Graphs Express Ideas

In economics, graphs are used to express ideas. The most common graphs we use throughout this book plot two variables on a coordinate system. One variable is plotted on the vertical or y-axis, while the other variable is plotted on the horizontal or x-axis.

In Figure A.1, for example, we plot a very generic graph of variable Y against variable X. Starting on the vertical axis at Y = 100, you read across to the point at which you hit the graph and then down to find X = 800. Thus, when Y = 100, X = 800. In this case, you can also see that when X = 800, then Y = 100. Similarly, when Y = 60, you can read from the graph that X = 400, and vice versa. As you may recall, the slope of a straight line is defined as the rise over the run or rise/run. In this case, when Y rises from 60 to 100, a rise of 40, then X runs from 400 to 800, a run of 400, so the slope of the line is 40/400 = 0.1. The slope is positive, indicating that when Y increases so does X.

The Slope of a Line

Let’s now apply the idea of a graph to some economic concepts. In Chapter 3, we show how a demand curve can be constructed from hypothetical data on the price and quantity demanded of oil. We show this here as Figure A.2.

The table on the left of the figure shows that at a price of $55 per barrel buyers are willing and able to buy 5 million barrels of oil a day (MBD), or more simply at a price of $55, the quantity demanded is 5 MBD. You can read this information off the graph in the following way. Starting on the vertical axis, locate the price of $55. Then look to the right for the point where the $55 price hits the demand curve: looking down from this point, you see that the quantity demanded is 5 million barrels of oil per day. How about at a lower price of $20 per day? Start at $20 on the vertical axis and read to the right until the price hits the demand curve, then read down. Can you see that the quantity demanded at this price of $20 per barrel is 25 million barrels of oil per day?

A-2

A-3

We said that graphs express ideas, so what is the idea being expressed here? The most important fact about a demand curve is that it has a negative slope, that is, it slopes downward. This tells us the important but simple idea that as the price of a good falls, the quantity demanded increases. This is key: as the price of a good such as oil falls, people demand more of it.

A demand curve is a description of what would happen to the quantity demanded as the price of a good changed holding fixed all other influences on the quantity of oil demanded. (In this sense, demand curves are hypothetical and we rarely observe them directly.)

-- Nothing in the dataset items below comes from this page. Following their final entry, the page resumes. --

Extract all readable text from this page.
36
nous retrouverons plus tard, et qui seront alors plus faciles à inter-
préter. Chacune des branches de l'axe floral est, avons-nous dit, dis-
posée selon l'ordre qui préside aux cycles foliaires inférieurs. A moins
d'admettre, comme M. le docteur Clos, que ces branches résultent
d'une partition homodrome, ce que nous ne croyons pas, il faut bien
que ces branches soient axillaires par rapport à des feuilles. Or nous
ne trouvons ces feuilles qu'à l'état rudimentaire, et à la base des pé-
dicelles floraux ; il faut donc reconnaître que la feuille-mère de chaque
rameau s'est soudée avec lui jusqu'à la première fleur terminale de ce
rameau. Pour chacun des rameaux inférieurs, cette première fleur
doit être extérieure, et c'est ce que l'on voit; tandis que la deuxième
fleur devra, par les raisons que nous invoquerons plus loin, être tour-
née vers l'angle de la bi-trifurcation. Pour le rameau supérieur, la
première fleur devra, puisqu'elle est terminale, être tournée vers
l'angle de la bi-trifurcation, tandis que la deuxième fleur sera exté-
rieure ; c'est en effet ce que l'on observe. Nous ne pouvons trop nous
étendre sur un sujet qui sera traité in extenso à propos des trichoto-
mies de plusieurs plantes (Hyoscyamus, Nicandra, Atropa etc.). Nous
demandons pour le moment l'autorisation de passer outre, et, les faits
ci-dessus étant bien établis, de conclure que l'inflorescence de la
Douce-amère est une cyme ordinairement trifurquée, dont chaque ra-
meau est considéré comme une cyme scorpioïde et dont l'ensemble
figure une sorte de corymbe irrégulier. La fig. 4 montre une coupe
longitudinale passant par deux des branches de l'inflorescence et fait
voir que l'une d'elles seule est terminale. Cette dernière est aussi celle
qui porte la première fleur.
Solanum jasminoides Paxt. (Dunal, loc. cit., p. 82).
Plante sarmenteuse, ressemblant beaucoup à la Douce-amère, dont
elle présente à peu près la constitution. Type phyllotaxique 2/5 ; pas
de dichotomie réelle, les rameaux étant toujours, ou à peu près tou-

The quantity of oil demanded, for example, depends not just on the price of oil but on many other factors such as income or the price of other goods like automobiles and population, to name just a few of many influences. Today’s demand curve for oil, for example, depends on today’s income, price of automobiles and population. Imagine, for example, that average income today is $10,000, the price of an average automobile is $25,000 and world population is 7 billion. The blue curve in Figure A.3 shows the demand curve for oil under these conditions. Note that there are also many other influences on the demand for oil that we don’t list but that are also being held fixed. Most importantly, if any of these conditions changes then the demand curve for oil will shift.

A-4

If world population increases to 8 billion, for example, there will be a new demand curve for oil. With a greater population, there will be more barrels of oil demanded at every specific price so the demand curve will shift to the right. Equivalently, as the population increases, there will be a greater willingness to pay for any given quantity of oil so the demand curve will shift up. Thus, we say that an increase in demand is a shift in the curve up and to the right shown by the red curve in Figure A.3. Chapter 3 explains in greater detail how a demand curve shifts in response to changes in factors other than price.

What is important to emphasize here is that a demand curve is drawn holding fixed every influence on the quantity demanded other than price. Changes in any factor that influences the demand for oil other than price will produce a new demand curve.

One more important feature of two variables graphed in a coordinate system is that these figures can be read in two different ways. For example, as we mention in Chapter 3, demand curves can be read both horizontally and vertically. Read “horizontally,” you can see from Figure A.4 that at a price of $20 per barrel demanders are willing and able to buy 25 million barrels of oil per day. Read “vertically,” you can see that the maximum price that demanders are willing to pay for 25 million barrels of oil a day is $20 per barrel. Thus, demand curves show the quantity demanded at any price or the maximum willingness to pay (per unit) for any quantity.

It may seem difficult at first to interpret these graphs, but as you will see, graphs are amazingly useful for thinking about difficult economic problems. It’s like learning to drive a car—at first it’s not easy and you will make some mistakes but once you learn how to drive your ability to do things and go places increases enormously. The same thing is true with graphs!